One of the high points of my volunteer time was at our closing circle after our final breakfast together. After every meal, there was always loud music, singing and dancing. We knew going in that Henry, one of the boys I also worked with, would not dance. And true to that, he pretty much sat and observed everyone else at every dance session. But at our final closing circle, we were all doing a particular camp dance with arm motions, and when I looked to my right, there was Henry, dancing away with everyone else. What a moment!

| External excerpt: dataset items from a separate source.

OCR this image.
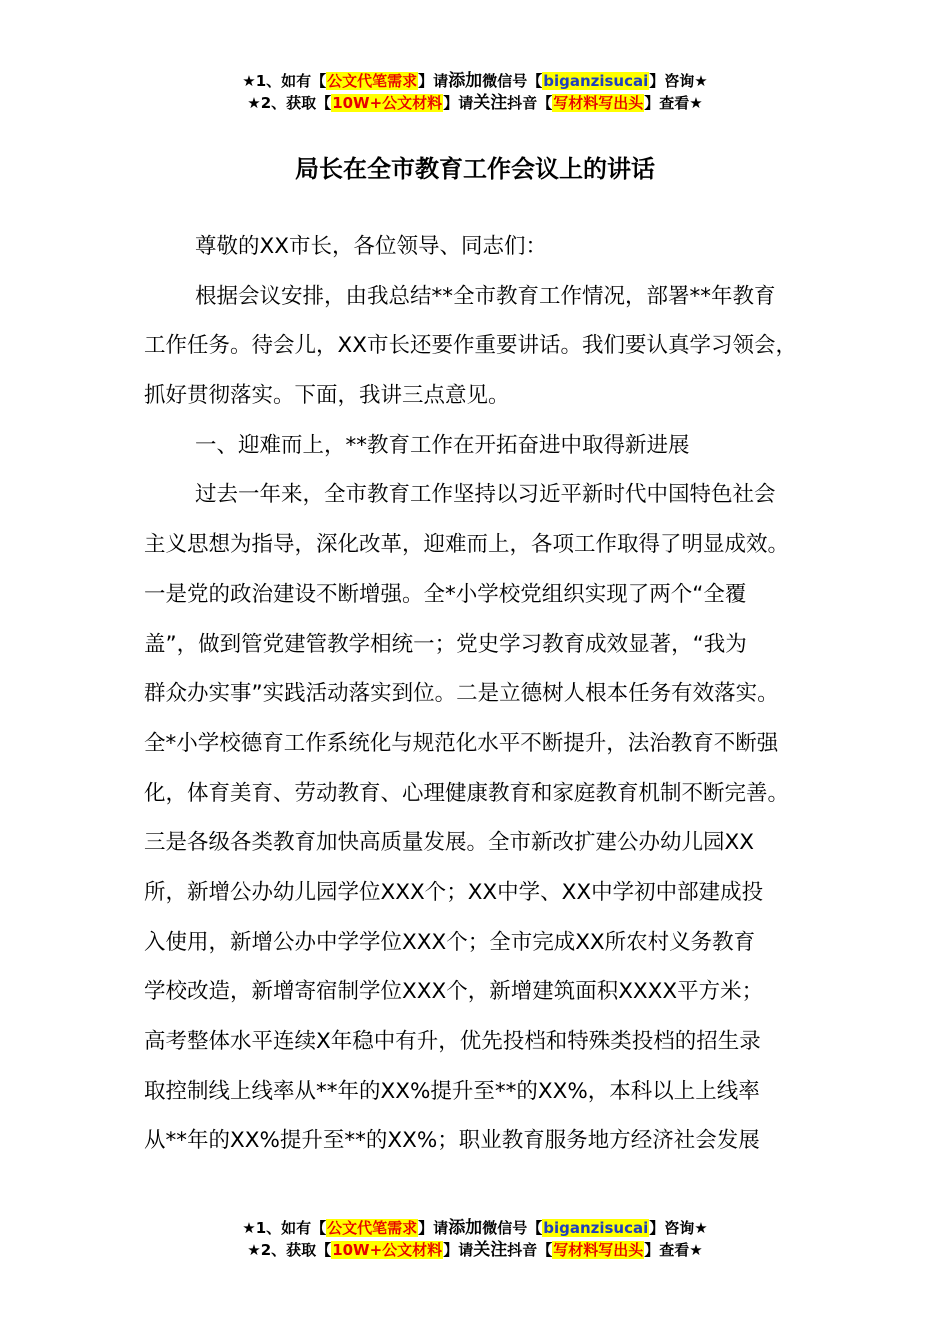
★1、如有【公文代笔需求】请添加微信号【biganzisucai】咨询★
★2、获取【10W+公文材料】请关注抖音【写材料写出头】查看★
局长在全市教育工作会议上的讲话
尊敬的XX市长，各位领导、同志们：
根据会议安排，由我总结**全市教育工作情况，部署**年教育
工作任务。待会儿，XX市长还要作重要讲话。我们要认真学习领会，
抓好贯彻落实。下面，我讲三点意见。
一、迎难而上，**教育工作在开拓奋进中取得新进展
过去一年来，全市教育工作坚持以习近平新时代中国特色社会
主义思想为指导，深化改革，迎难而上，各项工作取得了明显成效。
一是党的政治建设不断增强。全*小学校党组织实现了两个“全覆
盖”，做到管党建管教学相统一；党史学习教育成效显著，“我为
群众办实事”实践活动落实到位。二是立德树人根本任务有效落实。
全*小学校德育工作系统化与规范化水平不断提升，法治教育不断强
化，体育美育、劳动教育、心理健康教育和家庭教育机制不断完善。
三是各级各类教育加快高质量发展。全市新改扩建公办幼儿园XX
所，新增公办幼儿园学位XXX个；XX中学、XX中学初中部建成投
入使用，新增公办中学学位XXX个；全市完成XX所农村义务教育
学校改造，新增寄宿制学位XXX个，新增建筑面积XXXX平方米；
高考整体水平连续X年稳中有升，优先投档和特殊类投档的招生录
取控制线上线率从**年的XX%提升至**的XX%，本科以上上线率
从**年的XX%提升至**的XX%；职业教育服务地方经济社会发展
★1、如有【公文代笔需求】请添加微信号【biganzisucai】咨询★
★2、获取【10W+公文材料】请关注抖音【写材料写出头】查看★
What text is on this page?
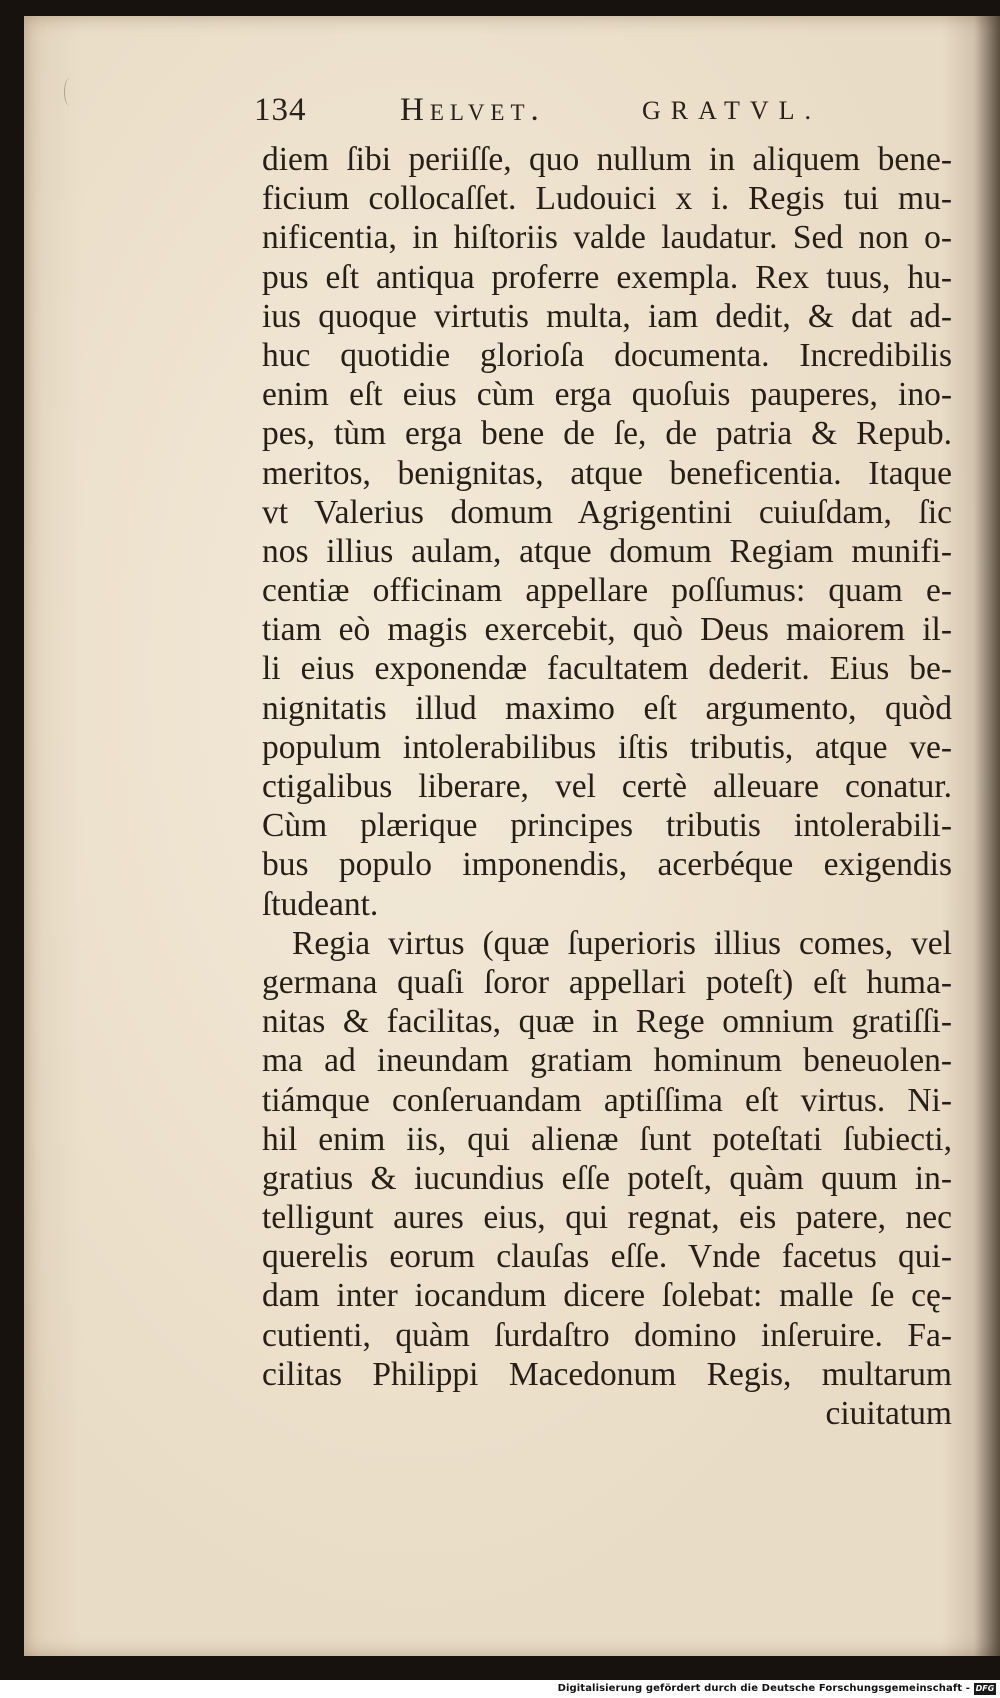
134	Helvet.	GRATVL.
diem ſibi periiſſe, quo nullum in aliquem bene-
ficium collocaſſet. Ludouici x i. Regis tui mu-
nificentia, in hiſtoriis valde laudatur. Sed non o-
pus eſt antiqua proferre exempla. Rex tuus, hu-
ius quoque virtutis multa, iam dedit, & dat ad-
huc quotidie glorioſa documenta. Incredibilis
enim eſt eius cùm erga quoſuis pauperes, ino-
pes, tùm erga bene de ſe, de patria & Repub.
meritos, benignitas, atque beneficentia. Itaque
vt Valerius domum Agrigentini cuiuſdam, ſic
nos illius aulam, atque domum Regiam munifi-
centiæ officinam appellare poſſumus: quam e-
tiam eò magis exercebit, quò Deus maiorem il-
li eius exponendæ facultatem dederit. Eius be-
nignitatis illud maximo eſt argumento, quòd
populum intolerabilibus iſtis tributis, atque ve-
ctigalibus liberare, vel certè alleuare conatur.
Cùm plærique principes tributis intolerabili-
bus populo imponendis, acerbéque exigendis
ſtudeant.
Regia virtus (quæ ſuperioris illius comes, vel
germana quaſi ſoror appellari poteſt) eſt huma-
nitas & facilitas, quæ in Rege omnium gratiſſi-
ma ad ineundam gratiam hominum beneuolen-
tiámque conſeruandam aptiſſima eſt virtus. Ni-
hil enim iis, qui alienæ ſunt poteſtati ſubiecti,
gratius & iucundius eſſe poteſt, quàm quum in-
telligunt aures eius, qui regnat, eis patere, nec
querelis eorum clauſas eſſe. Vnde facetus qui-
dam inter iocandum dicere ſolebat: malle ſe cę-
cutienti, quàm ſurdaſtro domino inſeruire. Fa-
cilitas Philippi Macedonum Regis, multarum
ciuitatum
Digitalisierung gefördert durch die Deutsche Forschungsgemeinschaft - DFG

The zipline at The Painted Turtle.

The zipline at The Painted Turtle.

One very special event that will stay with me forever was with another boy, Michael. He had a liver transplant, but due to his medical condition, his lungs were failing. There is no long-term cure or treatment for his ailment. He was on oxygen 24/7 and had a backpack that infused him with medication to keep his lungs functioning. If he were to go more than 20 minutes without this medication, he would succumb to his illness. Well, he wanted to climb the ropes course and then zip-line down. First off, every one of my other campers successfully completed this very challenging rope climb. We wanted to find a way to allow Michael to complete it as well. We had our nurse, Jen, with us. Jen is a liver transplant nurse at the University of California Los Angeles and was one of the nurses who took care of Michael after his surgery, so she is very familiar with his care. We knew that Michael could go about 10 minutes without his oxygen tank, but the challenge was the need for a chest harness, and Michael’s backpack of medicine could not be removed or compromised. Jen called the Well Shell where Michael‘s transplant doctor was volunteering, and they decided that the harness can be put on under the backpack to allow Michael to complete this challenge. Jen and I stood back and watched Michael successfully complete the climb and zip-line down. Jen was brought to tears and shared with me that during Michael’s transplant and subsequent stay, his condition was touch-and-go. Michael is one of those special kids. I don’t know what it is, but after you spend time with him, you just know there is something different about him: the way he lights up a room, the way others respond to him, and the way he encourages and cheers everyone else on, whatever they are doing.

This was truly an amazing and beautiful experience. I would recommend it to anyone, as long as you are willing to put yourself out there, maybe look a little silly at times, and be open to whatever comes your way.